L'état de situation de l'artillerie et du génie que j'ai est du 15 messidor ; je désire en avoir un autre du 15 thermidor.

Donnez des ordres pour la réunion des différents détachements des bataillons du train.

Par le plan que vous m'avez envoyé du Havre, il résulte que l'ennemi n'était qu'à 1,200 toises de la place. Comment est-il possible qu'à cette distance nos canons et nos bombes ne l'incommodassent pas, nos bombes et nos mortiers à la Gomer portant très-certainement à 13 et 1400 toises ? Je suis donc fondé à croire qu'il n'y avait que des mortiers à petite portée, qui ne vont qu'à 800 toises. Les batteries de côte, sur l'angle de 10 degrés, doivent tirer à l2 et 1300 toises ; et, si le directeur d'artillerie avait été un peu intelligent, il aurait placé quelques pièces sur affûts marins, lesquels, permettant de tirer sur l'angle de 25 degrés, auraient porté les mobiles à 1,800 toises. Voilà les détails qui devraient regarder le premier inspecteur, car il est affreux de penser que les Anglais peuvent bombarder une ville comme le Havre à 1,200 toises. Je vous ai écrit pour faire faire des affûts pour tirer sur l'angle de 45 degrés.

Faites-moi connaître les mesures que compte prendre le général Mortier pour faire passer en France les 40,000 fusils qu'il a, toute l'artillerie de bronze qui lui est inutile, et les autres munitions d'artillerie. Les cartouches de 22 de calibre, n'étant pas bonnes pour nos fusils, il faut les faire refondre.

Je n'approuve pas l'ordonnance que j'apprends que vous avez faite pour changer les uniformes. Je ne conçois pas que vous ayez ôté le panache et le baudrier aux généraux de brigade, ce dont ils ont le plus besoin ; que vous ayez donné un uniforme particulier au lieutenant général, qui n'est pas un grade ; que vous ayez changé les couleurs des aides de camp. A quoi aboutit de changer tous les uniformes, si ce n'est à gêner des hommes qui avaient leur uniforme tout fait ? Vous me disiez que c'était la réunion de tout ce qui existait; il me paraît, par ce que je vois, que vous avez tout changé.

Vous ne m'avez pas envoyé la lettre du général Saint-Cyr. Recommandez-lui de reprendre toutes les fortifications qu'occupait le général Soult, et de vous envoyer l'état de l'artillerie qu'il a trouvée à Tarente et dans les différents postes. Il doit armer l'île et les côtes de manière qu'une escadre française de dix vaisseaux de guerre puisse être protégée contre une escadre supérieure. Envoyez-moi l'état de situation de son corps, pour voir s'il a besoin de canons. Dans tous les cas, il doit exercer un bataillon de ligne à faire le service de canonniers.

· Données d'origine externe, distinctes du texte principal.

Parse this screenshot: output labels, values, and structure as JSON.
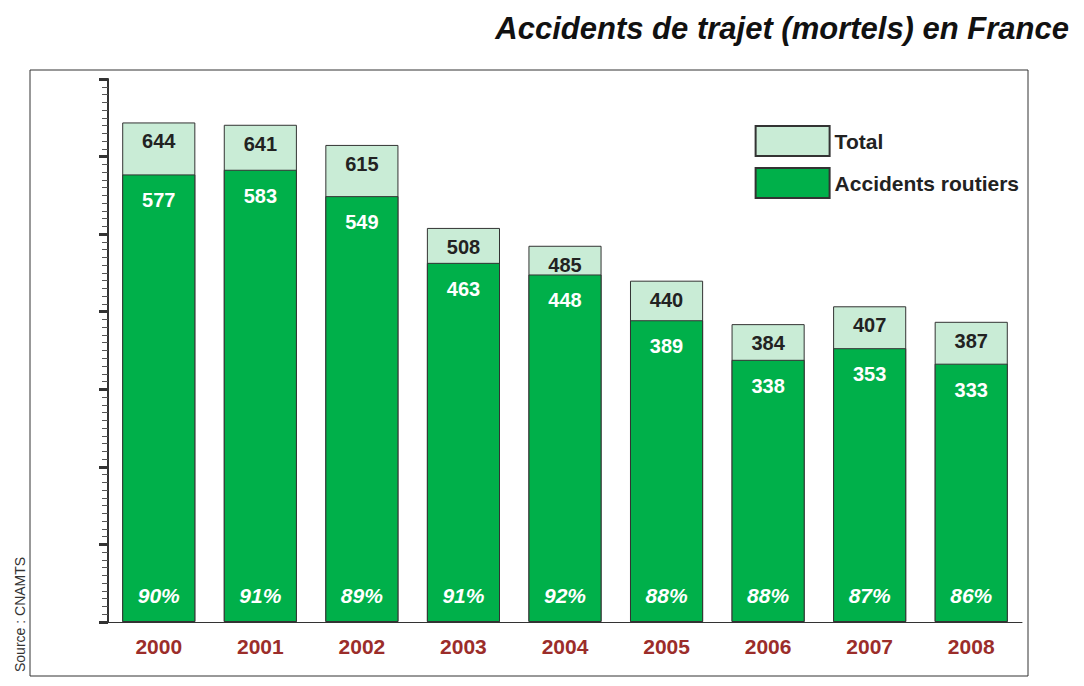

Donnez ordre à trois escadrons du 10e de hussards, complétés sur le pied de paix, de se rendre à Bayonne, ainsi qu'à trois escadrons du 25e de chasseurs.

Donnez ordre au général qui doit commander l'artillerie de ce camp, et au général de cavalerie, de s'y rendre dans le plus court délai. Assurez-vous que toutes les mesures ont été prises pour que le nombre de canons demandés pour le camp de Bayonne soient attelés et prêts à partir au premier moment.

Donnez ordre au bataillon expéditionnaire piémontais, qui est à Montpellier, de se mettre en marche pour le camp de Bayonne. Je suppose qu'il est en état.

Pressez le plus possible la formation de la légion piémontaise, dont je n'entends plus parler. Vous savez que le bataillon qui est à Montpellier n'en fait pas partie; c'est un bataillon séparé.

Donnez ordre au 18e régiment de cavalerie de se rendre au camp de Bayonne ; 

A deux bataillons de la 105e demi-brigade, complétés sur le pied de paix, de se rendre au camp de Bayonne ;

A la 3e légère, qui est à Béziers, de se rendre à Perpignan, d'où le général commandant la division la mettra en garnison dans les places frontières de l'Espagne, telles que Bellegarde, etc.

Recommandez à ce général de placer ces troupes sans affectation, et de se faire rendre compte de l'état des frontières d'Espagne, de l'état de leurs munitions de guerre et de bouche, et des ressources qu'on pourrait trouver pour y former rapidement une division d'artillerie.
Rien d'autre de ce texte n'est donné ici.